И по тому, каким чугунно-глухим сделался враз его голос, я понял, насколько это для него важно. Понял — и устыдился. Мне сейчас предстояло сообщить этому пожилому, не так давно потерявшему сына человеку чудовищную вещь, которая непременно разобьет ему и сердце, и остатки семьи. Но я знал, ради чего занимаюсь этим малоприятным делом. Цена вопроса для моей газеты достаточно высока, чтобы все сантименты оставить у ее подножия. К тому же я утешался тем соображением, что лучше уж пусть он узнает об этом от меня, чем от какого-нибудь бездушного милиционера. К концу пути я почти уговорил себя, что совершаю едва ли не благородный поступок.

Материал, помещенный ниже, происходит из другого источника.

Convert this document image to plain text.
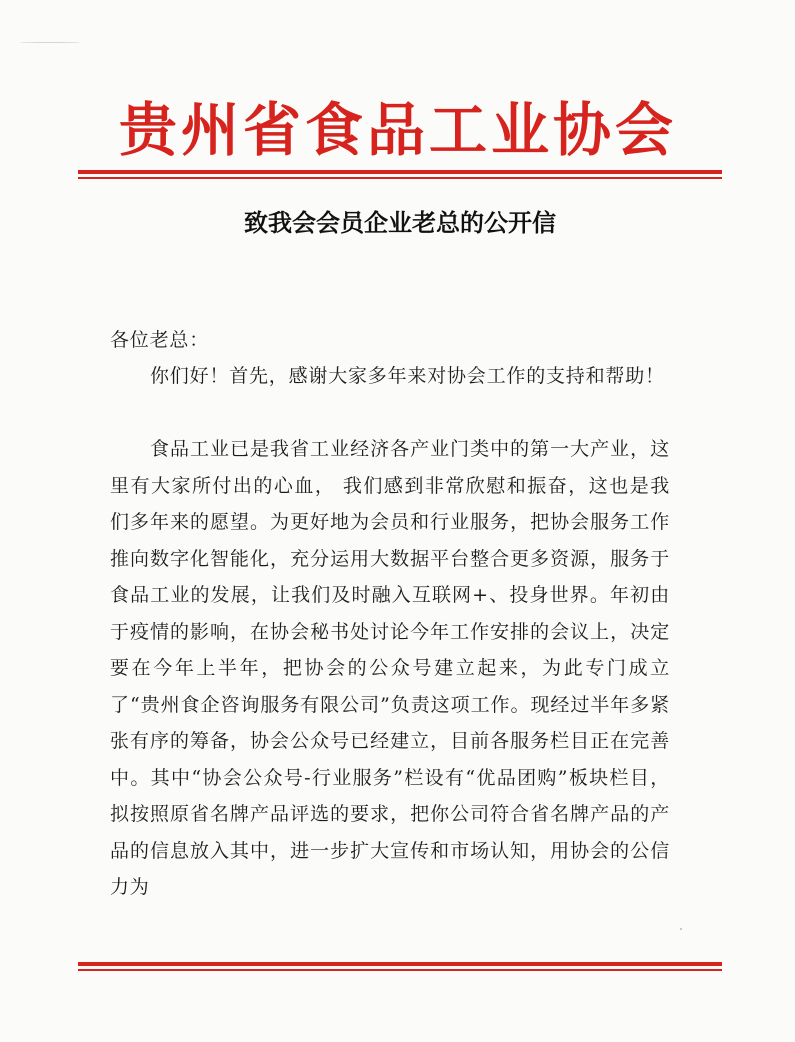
贵州省食品工业协会
致我会会员企业老总的公开信
各位老总：
你们好！首先，感谢大家多年来对协会工作的支持和帮助！
食品工业已是我省工业经济各产业门类中的第一大产业，这里有大家所付出的心血， 我们感到非常欣慰和振奋，这也是我们多年来的愿望。为更好地为会员和行业服务，把协会服务工作推向数字化智能化，充分运用大数据平台整合更多资源，服务于食品工业的发展，让我们及时融入互联网+、投身世界。年初由于疫情的影响，在协会秘书处讨论今年工作安排的会议上，决定要在今年上半年，把协会的公众号建立起来，为此专门成立了“贵州食企咨询服务有限公司”负责这项工作。现经过半年多紧张有序的筹备，协会公众号已经建立，目前各服务栏目正在完善中。其中“协会公众号-行业服务”栏设有“优品团购”板块栏目，拟按照原省名牌产品评选的要求，把你公司符合省名牌产品的产品的信息放入其中，进一步扩大宣传和市场认知，用协会的公信力为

Михаил Анисимович проживал в знаменитом Доме на набережной. Каждый раз, оказываясь в этом здании, я мысленно содрогаюсь, примеряю на себя участь его нынешних жильцов и прихожу к неизменному выводу, что никогда не смог бы поселиться здесь. По-моему, это все равно что жить на кладбище — столько здесь должно бродить неприкаянных душ невинно убиенных, их убийц и убийц этих убийц. Но, наверное, я действительно чересчур сентиментален, потому что многие поколения не только начальников, но и деятелей культуры с наукой, нимало не смущаясь дурной славой дома, всегда рвались заполучить здесь апартамент.

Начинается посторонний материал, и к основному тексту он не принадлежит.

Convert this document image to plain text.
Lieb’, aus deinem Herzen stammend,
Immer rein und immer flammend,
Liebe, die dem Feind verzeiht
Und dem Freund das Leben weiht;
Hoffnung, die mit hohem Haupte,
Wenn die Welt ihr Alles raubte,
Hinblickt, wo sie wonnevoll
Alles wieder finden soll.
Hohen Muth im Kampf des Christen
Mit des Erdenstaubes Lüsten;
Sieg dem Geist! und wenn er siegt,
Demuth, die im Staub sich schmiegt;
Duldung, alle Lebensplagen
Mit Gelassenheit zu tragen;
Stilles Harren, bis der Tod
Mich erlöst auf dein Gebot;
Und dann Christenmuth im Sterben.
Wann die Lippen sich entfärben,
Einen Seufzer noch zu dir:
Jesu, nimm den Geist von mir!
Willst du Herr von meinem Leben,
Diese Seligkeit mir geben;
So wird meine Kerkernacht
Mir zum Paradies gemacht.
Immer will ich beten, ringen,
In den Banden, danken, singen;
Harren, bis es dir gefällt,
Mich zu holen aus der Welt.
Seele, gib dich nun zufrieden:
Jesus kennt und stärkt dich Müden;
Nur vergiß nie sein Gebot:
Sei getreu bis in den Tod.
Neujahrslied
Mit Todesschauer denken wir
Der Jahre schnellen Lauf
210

Вот и Михаил Анисимович, сам открывший мне дверь, был меньше всего похож на призрак. На его картонных щеках гуляло даже некое подобие румянца: то ли сказался вынужденный отдых от рабочих забот, то ли так взволновал мой визит. Он был в стеганой домашней тужурке, мягких домашних брюках и тапочках, с поясницей, обвязанной большим шерстяным платком. Мы с ним прошли в кабинет — комнату размером с площадку для бадминтона, с видом на Кремль, открывающимся из трех широких окон, и я понял, что, может быть, Париж стоит мессы: подумаешь, какие-то призраки!

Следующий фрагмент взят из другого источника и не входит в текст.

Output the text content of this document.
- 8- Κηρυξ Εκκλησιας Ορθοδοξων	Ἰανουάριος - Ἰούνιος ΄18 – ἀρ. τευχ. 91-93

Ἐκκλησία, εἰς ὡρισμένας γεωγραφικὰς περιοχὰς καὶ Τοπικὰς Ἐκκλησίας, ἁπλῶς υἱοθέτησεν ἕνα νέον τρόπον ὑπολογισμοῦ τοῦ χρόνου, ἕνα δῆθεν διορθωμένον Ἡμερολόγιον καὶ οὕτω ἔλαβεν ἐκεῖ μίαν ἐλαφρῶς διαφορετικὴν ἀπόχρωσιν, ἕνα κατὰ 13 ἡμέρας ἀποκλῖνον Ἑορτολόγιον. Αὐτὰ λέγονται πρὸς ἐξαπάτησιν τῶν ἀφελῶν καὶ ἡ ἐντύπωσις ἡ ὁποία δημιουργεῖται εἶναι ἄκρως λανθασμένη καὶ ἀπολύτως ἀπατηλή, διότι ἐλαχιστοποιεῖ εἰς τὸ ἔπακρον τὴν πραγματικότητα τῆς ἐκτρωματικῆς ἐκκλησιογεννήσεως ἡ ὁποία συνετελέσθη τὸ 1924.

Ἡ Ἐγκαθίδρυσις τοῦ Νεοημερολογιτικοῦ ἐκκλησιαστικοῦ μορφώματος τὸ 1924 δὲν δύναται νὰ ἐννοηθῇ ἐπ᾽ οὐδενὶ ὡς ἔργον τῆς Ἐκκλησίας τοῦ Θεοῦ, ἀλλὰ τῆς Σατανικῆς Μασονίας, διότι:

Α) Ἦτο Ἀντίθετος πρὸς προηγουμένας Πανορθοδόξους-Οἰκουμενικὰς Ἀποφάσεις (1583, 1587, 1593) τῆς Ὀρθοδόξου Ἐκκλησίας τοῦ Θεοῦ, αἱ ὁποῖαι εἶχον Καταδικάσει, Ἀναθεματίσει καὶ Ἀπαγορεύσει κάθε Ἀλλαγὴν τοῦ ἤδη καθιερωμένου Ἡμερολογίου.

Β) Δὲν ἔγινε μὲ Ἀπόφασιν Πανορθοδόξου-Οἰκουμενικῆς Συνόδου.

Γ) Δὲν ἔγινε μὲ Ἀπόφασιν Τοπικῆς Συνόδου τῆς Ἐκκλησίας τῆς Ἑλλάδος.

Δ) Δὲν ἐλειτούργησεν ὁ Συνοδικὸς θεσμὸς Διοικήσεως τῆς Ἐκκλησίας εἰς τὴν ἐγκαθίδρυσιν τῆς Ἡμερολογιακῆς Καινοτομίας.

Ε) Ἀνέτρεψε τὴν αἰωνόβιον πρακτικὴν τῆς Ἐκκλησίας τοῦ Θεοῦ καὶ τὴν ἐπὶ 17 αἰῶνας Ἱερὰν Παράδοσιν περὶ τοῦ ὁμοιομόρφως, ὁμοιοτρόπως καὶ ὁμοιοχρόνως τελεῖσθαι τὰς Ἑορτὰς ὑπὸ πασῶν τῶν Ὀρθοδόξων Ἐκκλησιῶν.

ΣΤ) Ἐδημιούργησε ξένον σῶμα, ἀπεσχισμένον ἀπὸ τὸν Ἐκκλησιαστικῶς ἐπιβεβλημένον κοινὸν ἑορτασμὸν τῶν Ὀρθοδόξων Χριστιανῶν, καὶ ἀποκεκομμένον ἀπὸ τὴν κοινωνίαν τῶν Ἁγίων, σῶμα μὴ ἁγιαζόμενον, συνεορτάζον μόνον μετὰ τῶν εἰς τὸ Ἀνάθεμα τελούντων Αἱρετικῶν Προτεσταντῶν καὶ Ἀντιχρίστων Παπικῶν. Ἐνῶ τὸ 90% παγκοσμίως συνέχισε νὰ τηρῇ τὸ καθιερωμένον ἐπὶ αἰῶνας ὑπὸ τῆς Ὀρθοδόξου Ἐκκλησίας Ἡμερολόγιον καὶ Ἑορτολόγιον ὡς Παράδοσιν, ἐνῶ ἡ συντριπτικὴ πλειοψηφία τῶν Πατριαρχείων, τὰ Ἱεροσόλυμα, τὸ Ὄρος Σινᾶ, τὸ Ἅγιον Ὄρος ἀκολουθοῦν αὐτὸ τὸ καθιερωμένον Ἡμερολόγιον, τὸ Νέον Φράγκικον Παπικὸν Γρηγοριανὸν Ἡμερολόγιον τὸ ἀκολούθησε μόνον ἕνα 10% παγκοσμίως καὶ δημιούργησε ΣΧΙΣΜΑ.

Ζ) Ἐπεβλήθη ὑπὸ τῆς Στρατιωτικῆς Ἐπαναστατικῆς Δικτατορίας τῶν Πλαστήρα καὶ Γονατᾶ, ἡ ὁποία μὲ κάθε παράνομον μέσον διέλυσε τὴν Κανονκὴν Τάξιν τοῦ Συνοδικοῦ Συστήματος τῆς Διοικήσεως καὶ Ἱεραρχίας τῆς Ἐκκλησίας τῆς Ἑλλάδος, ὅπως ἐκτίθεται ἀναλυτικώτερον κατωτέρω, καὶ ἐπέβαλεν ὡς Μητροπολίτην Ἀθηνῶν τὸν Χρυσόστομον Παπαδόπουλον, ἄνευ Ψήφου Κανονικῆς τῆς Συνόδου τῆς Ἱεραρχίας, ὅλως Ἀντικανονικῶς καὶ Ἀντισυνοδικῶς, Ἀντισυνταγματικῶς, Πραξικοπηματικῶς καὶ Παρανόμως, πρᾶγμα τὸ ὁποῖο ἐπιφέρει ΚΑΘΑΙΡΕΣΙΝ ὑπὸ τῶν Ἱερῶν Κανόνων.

— Читал, читал на днях вашу статью, — сказал Фураев, усаживая меня в глубокое кожаное кресло у окна и сам усаживаясь в такое же напротив. — Вы молодец. И газета ваша молодец. Я, знаете ли, лет сорок каждое утро начинаю с нее. Как говорится, не стареют душой ветераны! Может, подогреть чаю?

От чая я отказался, и тогда старик — а сейчас особенно было видно, что он старик, выбеленный, высушенный и легкий на вид, как деревянный обломок на морском берегу — поднял на меня свои ясные глаза и спросил, почему в статье он ничего не нашел про своего сына. Уклонившись от прямого ответа, я на всякий случай уточнил, готов ли он к очень неприятным известиям. Михаил Анисимович, горько усмехнувшись, ответил, что после Сашиной смерти уже не ждет ничего, более неприятного. И задал вопрос:

— Его, конечно, убили бандиты? Мафия?

Я отрицательно покачал головой. И стал рассказывать.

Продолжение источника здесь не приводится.